Publié le 1er novembre 2025. La nouvelle cheffe de l’opposition taïwanaise a pris ses fonctions samedi, appelant à une nouvelle ère de paix avec la Chine tout en alertant sur les risques de conflit croissant dans le détroit de Taïwan.
- La cheffe de l’opposition taïwanaise prend le pouvoir dans un contexte de tensions accrues avec la Chine.
- Le KMT, parti traditionallement proche de Pékin, doit naviguer entre les revendications chinoises et la souveraineté de l’île.
- La nouvelle dirigeante met en garde contre un risque de guerre imminente.

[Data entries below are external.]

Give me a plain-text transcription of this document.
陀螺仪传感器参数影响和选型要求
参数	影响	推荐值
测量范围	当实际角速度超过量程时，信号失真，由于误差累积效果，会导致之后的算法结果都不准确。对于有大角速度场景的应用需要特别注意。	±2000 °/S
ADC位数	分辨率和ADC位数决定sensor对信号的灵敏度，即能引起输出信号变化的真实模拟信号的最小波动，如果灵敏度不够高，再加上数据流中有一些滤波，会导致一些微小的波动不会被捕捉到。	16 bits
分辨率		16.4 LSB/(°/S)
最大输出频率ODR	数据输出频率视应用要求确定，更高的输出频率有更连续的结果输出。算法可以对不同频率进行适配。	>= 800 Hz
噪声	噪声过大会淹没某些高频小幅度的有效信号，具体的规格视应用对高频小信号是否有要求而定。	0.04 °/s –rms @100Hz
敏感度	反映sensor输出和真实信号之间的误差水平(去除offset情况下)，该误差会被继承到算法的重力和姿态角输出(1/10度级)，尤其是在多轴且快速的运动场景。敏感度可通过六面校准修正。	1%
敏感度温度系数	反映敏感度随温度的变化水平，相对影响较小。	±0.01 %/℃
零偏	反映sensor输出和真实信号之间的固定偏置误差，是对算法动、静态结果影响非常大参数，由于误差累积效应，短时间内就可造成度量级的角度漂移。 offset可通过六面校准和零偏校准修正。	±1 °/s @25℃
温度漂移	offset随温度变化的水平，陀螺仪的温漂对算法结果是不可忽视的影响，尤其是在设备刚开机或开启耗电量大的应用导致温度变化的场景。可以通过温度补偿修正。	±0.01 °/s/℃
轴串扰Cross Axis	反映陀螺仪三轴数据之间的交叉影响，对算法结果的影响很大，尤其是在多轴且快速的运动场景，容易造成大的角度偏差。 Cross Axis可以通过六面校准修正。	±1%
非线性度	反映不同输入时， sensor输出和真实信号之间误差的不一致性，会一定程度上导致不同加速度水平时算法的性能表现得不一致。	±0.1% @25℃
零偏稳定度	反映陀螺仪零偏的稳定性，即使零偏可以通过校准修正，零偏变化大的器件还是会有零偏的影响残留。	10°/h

TAIPEI, 1er novembre (Reuters) – Cheng Li-wun a officiellement succédé à la tête du Kuomintang (KMT), le plus grand parti d’opposition de Taïwan, samedi. À 55 ans, elle hérite d’un parti historiquement favorable à des liens étroits avec Pékin, alors que les tensions militaires et politiques entre l’île démocratique et la Chine continentale n’ont cessé de croître.
Dans un discours prononcé devant ses partisans, elle n’a pas mâché ses mots quant à la gravité de la situation géopolitique. « C’est la pire des époques », a-t-elle déclaré. « Le détroit de Taïwan fait face à un grave danger militaire et le monde le surveille de près. La sécurité de Taïwan est confrontée à une menace constante de guerre. »
Ces avertissements surviennent alors que le gouvernement taïwanais, dirigé par le Parti démocrate progressiste (PDP), rejette fermement les revendications de souveraineté de Pékin. La nouvelle dirigeante du KMT, dont le style est jugé plus « urbain et internationaliste » que celui de son prédécesseur, Eric Chu, a déjà montré des signes d’une volonté de rapprocher encore davantage son parti de la Chine. Eric Chu n’avait d’ailleurs pas effectué de visite en Chine durant sa présidence débutée en 2021.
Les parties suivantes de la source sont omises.